L’ultima bordata agli organismi scientifici è stata data non tenendo conto del parere sul rischio sismico del Ponte sullo Stretto di Messina?

Noi stiamo vivendo una fase molto delicata nel nostro Paese per quanto attiene le politiche ambientali. La delegittimazione degli organismi scientifici significa il via libera allo sfondamento, al deturpamento dell’ambiente, al degrado. I pareri espressi dall’Ispra sulla questione del Ponte non sono stati minimamente considerati, a partire da quello sismico ma anche da quello delle zone di incidenza ambientale, dei siti di importanza comunitaria.

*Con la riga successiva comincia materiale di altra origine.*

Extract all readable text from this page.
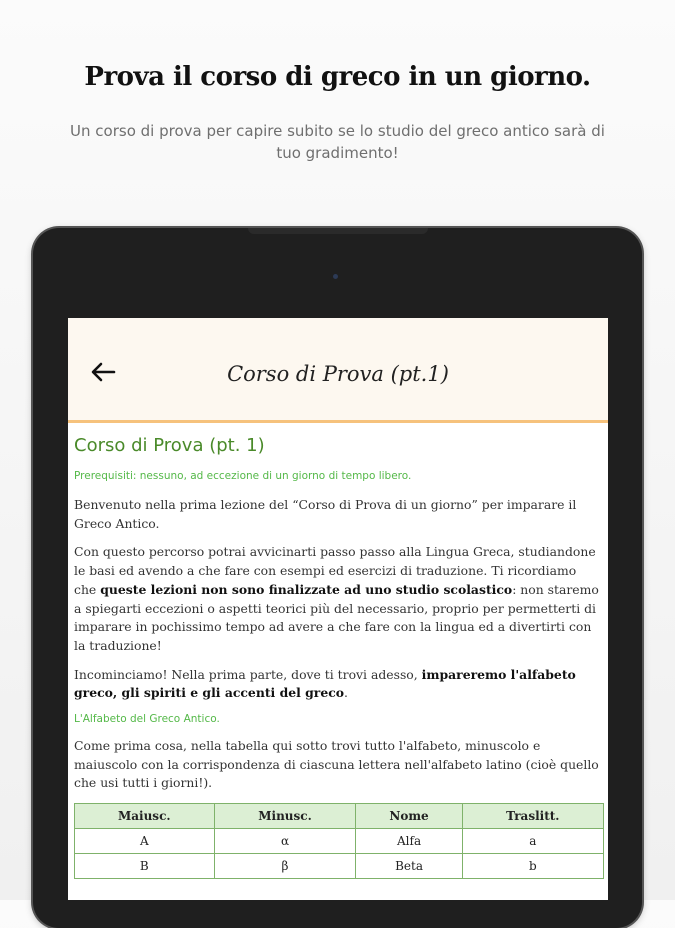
Prova il corso di greco in un giorno.
Un corso di prova per capire subito se lo studio del greco antico sarà di tuo gradimento!
Corso di Prova (pt.1)
Corso di Prova (pt. 1)
Prerequisiti: nessuno, ad eccezione di un giorno di tempo libero.

Benvenuto nella prima lezione del “Corso di Prova di un giorno” per imparare il Greco Antico.

Con questo percorso potrai avvicinarti passo passo alla Lingua Greca, studiandone le basi ed avendo a che fare con esempi ed esercizi di traduzione. Ti ricordiamo che queste lezioni non sono finalizzate ad uno studio scolastico: non staremo a spiegarti eccezioni o aspetti teorici più del necessario, proprio per permetterti di imparare in pochissimo tempo ad avere a che fare con la lingua ed a divertirti con la traduzione!

Incominciamo! Nella prima parte, dove ti trovi adesso, impareremo l'alfabeto greco, gli spiriti e gli accenti del greco.

L'Alfabeto del Greco Antico.

Come prima cosa, nella tabella qui sotto trovi tutto l'alfabeto, minuscolo e maiuscolo con la corrispondenza di ciascuna lettera nell'alfabeto latino (cioè quello che usi tutti i giorni!).

Maiusc.	Minusc.	Nome	Traslitt.
Α	α	Alfa	a
Β	β	Beta	b
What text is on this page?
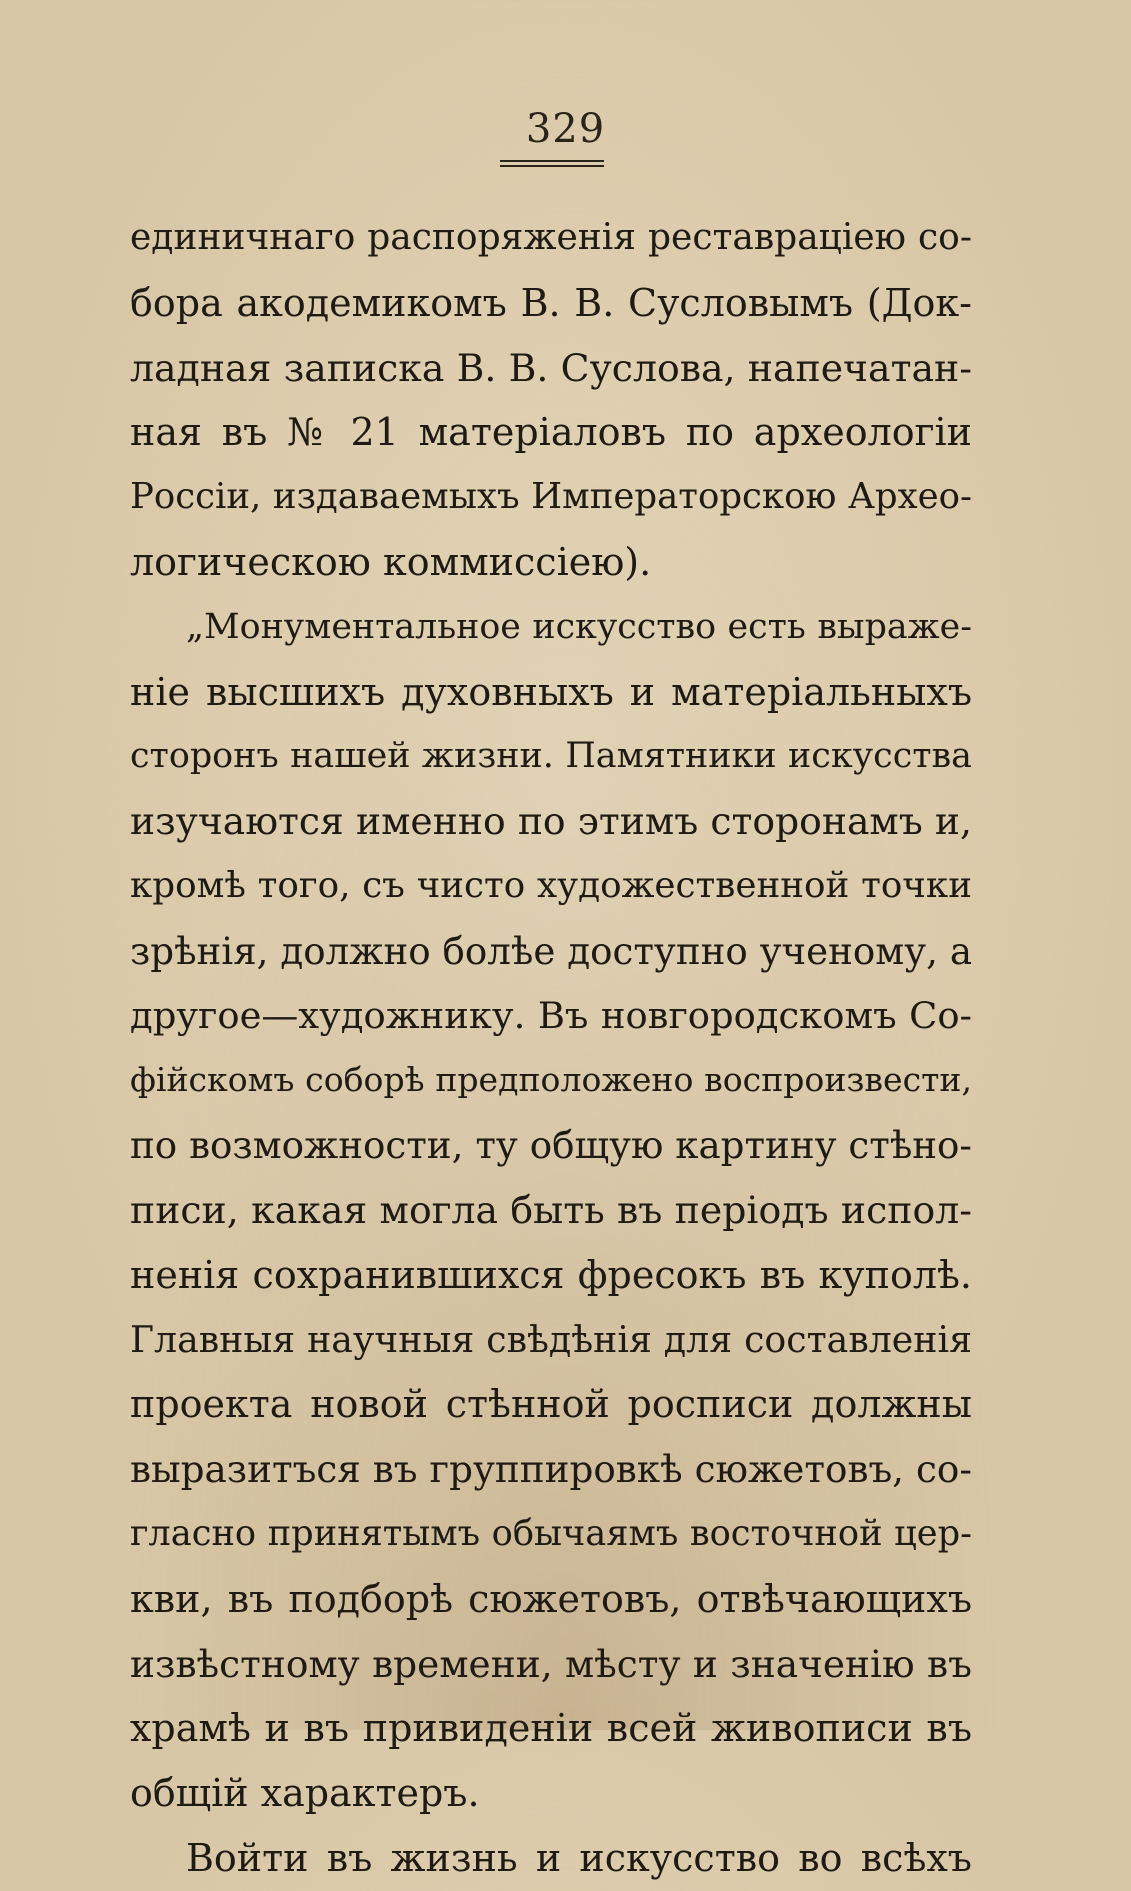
329
единичнаго распоряженія реставраціею со-
бора акодемикомъ В. В. Сусловымъ (Док-
ладная записка В. В. Суслова, напечатан-
ная въ № 21 матеріаловъ по археологіи
Россіи, издаваемыхъ Императорскою Архео-
логическою коммиссіею).
„Монументальное искусство есть выраже-
ніе высшихъ духовныхъ и матеріальныхъ
сторонъ нашей жизни. Памятники искусства
изучаются именно по этимъ сторонамъ и,
кромѣ того, съ чисто художественной точки
зрѣнія, должно болѣе доступно ученому, а
другое—художнику. Въ новгородскомъ Со-
фійскомъ соборѣ предположено воспроизвести,
по возможности, ту общую картину стѣно-
писи, какая могла быть въ періодъ испол-
ненія сохранившихся фресокъ въ куполѣ.
Главныя научныя свѣдѣнія для составленія
проекта новой стѣнной росписи должны
выразитъся въ группировкѣ сюжетовъ, со-
гласно принятымъ обычаямъ восточной цер-
кви, въ подборѣ сюжетовъ, отвѣчающихъ
извѣстному времени, мѣсту и значенію въ
храмѣ и въ привиденіи всей живописи въ
общій характеръ.
Войти въ жизнь и искусство во всѣхъ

Ma penso anche ad esempio a quello che sta accadendo con la modifica sulla legge dell’attività venatoria della deputata Bruzzone, che sta mettendo all’angolo l’Ispra perché non è gradita, i suoi pareri non sono graditi. E’ come quando noi andiamo dal medico che ci dice che dobbiamo fare delle analisi, non ci piace quello che ci dice e poi dopo ci ammaliamo. Non può funzionare così, così rischiamo di andare nel baratro molto rapidamente.